Google services are the worst. One minute they are available for use. The next minute they are going through a decommissioning process. Then there is that aspect of their page ranking algorithms which keep changing effecting the publisher revenue. Not to mention the way they have recently been giving preferential treatment through a preferred advertising supplier network. One minute an API is available to use, next minute it is gone. The same is the case on GCP. Nothing seems to stay for very long before it is changed with a total lack of regard for the user. No time frames given for planning a migration. Not to mention the fact to find any information one has to literally hunt for it. One would think if they are a search company they would know how to make their searchable and findability functions user-friendly - but no.
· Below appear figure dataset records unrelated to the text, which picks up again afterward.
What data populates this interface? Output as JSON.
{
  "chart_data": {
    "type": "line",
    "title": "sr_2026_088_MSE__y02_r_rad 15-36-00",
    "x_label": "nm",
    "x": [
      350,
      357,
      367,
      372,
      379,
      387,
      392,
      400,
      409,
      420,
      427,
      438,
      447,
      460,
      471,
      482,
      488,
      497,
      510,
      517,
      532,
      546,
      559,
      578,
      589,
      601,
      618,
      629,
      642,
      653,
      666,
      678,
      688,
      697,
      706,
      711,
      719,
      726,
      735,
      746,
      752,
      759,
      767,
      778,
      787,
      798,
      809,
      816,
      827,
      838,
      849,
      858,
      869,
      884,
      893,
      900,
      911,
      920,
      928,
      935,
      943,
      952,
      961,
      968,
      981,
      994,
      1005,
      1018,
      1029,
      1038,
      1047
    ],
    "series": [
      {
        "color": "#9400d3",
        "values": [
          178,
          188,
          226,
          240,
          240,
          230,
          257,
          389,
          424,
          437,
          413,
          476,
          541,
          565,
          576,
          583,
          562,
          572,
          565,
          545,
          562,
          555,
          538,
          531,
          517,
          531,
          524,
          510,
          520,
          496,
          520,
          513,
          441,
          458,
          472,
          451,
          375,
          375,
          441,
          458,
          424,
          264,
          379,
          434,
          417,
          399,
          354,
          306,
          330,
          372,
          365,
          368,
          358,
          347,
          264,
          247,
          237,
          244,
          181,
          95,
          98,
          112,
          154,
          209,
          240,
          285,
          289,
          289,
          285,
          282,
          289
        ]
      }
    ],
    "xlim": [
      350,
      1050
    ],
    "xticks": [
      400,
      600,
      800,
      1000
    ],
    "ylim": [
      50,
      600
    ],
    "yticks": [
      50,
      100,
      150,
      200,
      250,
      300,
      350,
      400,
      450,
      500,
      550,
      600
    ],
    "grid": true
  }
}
And, it takes ages to remove anything from their search engine. The company is also slack in following basic privacy and regulatory compliance. The company just gives off an air of arrogance like they can get away with everything without really being very responsible with user data. There seems to be a complete disconnect across the internal organization which shows in their products and services initiatives. Over the years, with multiple court cases in the international community, Google has been slowly but surely losing the sense of credibility of their services with users. Large company like Google eventually meets its faith when more issues with reliability and security of their services come into question while increasing frustration for their users for their lack of responsive customer care and dodgy business practices. A perfect example of a company that just doesn't care about the end-user.